Analyzing and Automating Processing Workflows
Benjamin Kavanaugh, U.S. Bureau of Economic Analysis
By the nature of their business, some of the systems we have built as part of an on-going central statistical systems modernization project have very complex computation processes that involve many thousands of distinct interdependent tasks, authored by multiple groups of analysts and users who normally are not in synch with each other, at least during the early stages of processing. Figuring out the correct sequence of execution of these tasks, and the overall synchronization state of the system, is an activity not well suited to manual control. We have developed a system that takes in information about computation tasks and their interdependencies, builds the dependency graph, and then automatically manages the overall computation process (including incrementally recalculating only the necessary tasks) and reports on the system synchronization state. It collects performance statistics of executions and provides time estimates on pending tasks.

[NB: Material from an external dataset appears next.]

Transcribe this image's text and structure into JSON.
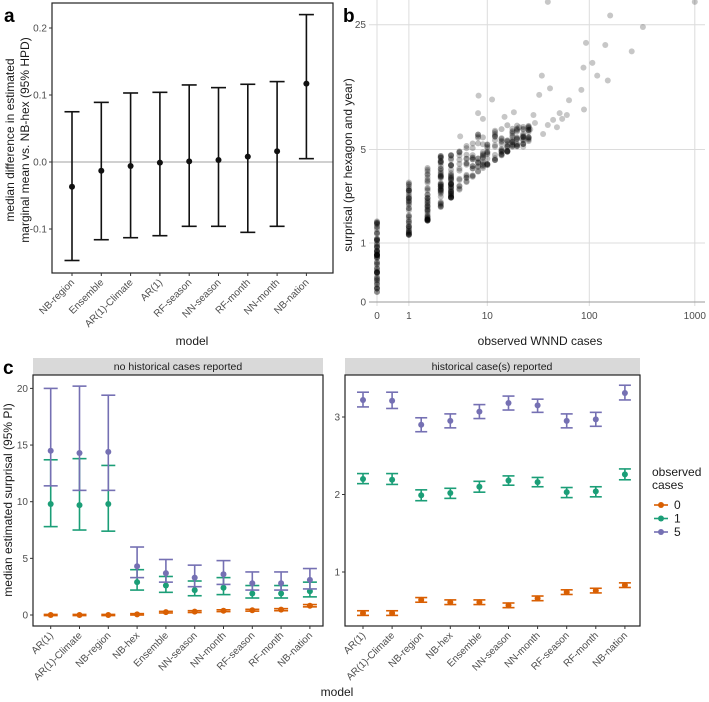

Aggregating time-series data in multiple dimensions, which themselves change over time
Benjamin Cowan, U.S. Bureau of Economic Analysis
Mathematical aggregations are a common form of computation encountered in survey data processing and analysis systems. As part of an on-going central statistical systems modernization project, we have developed a variety of metadata-driven aggregators that operate on multiple dimensions. These aggregators dynamically adapt to: the dimensions that are present; the taxonomies that exist and their membership and inter-element relationships; how these taxonomies change over time; which taxonomies are used for which dimensions; which aggregation steps involve which subsets of dimension; the dependencies among the aggregation steps; etc. All specifications are represented in metadata authored and controlled by the analysts outside of the system source code. This allows analysts to change the behavior of the system without changing its programming. The aggregators synchronize multidimensional aggregations of time series data with evolving taxonomical structures. They support a completeness check to ensure that all children of a given aggregate have values, as well as direct specification of values for aggregates that fail to compute naturally. The aggregators also have mechanisms to control computational explosions that are common in multi-dimensional situations. The aggregation engines are written in SQL and are essentially applications of several breadth-first graph processing algorithms - some based on level-by-level graph rolls, and others based on pre-computed partial and full closures.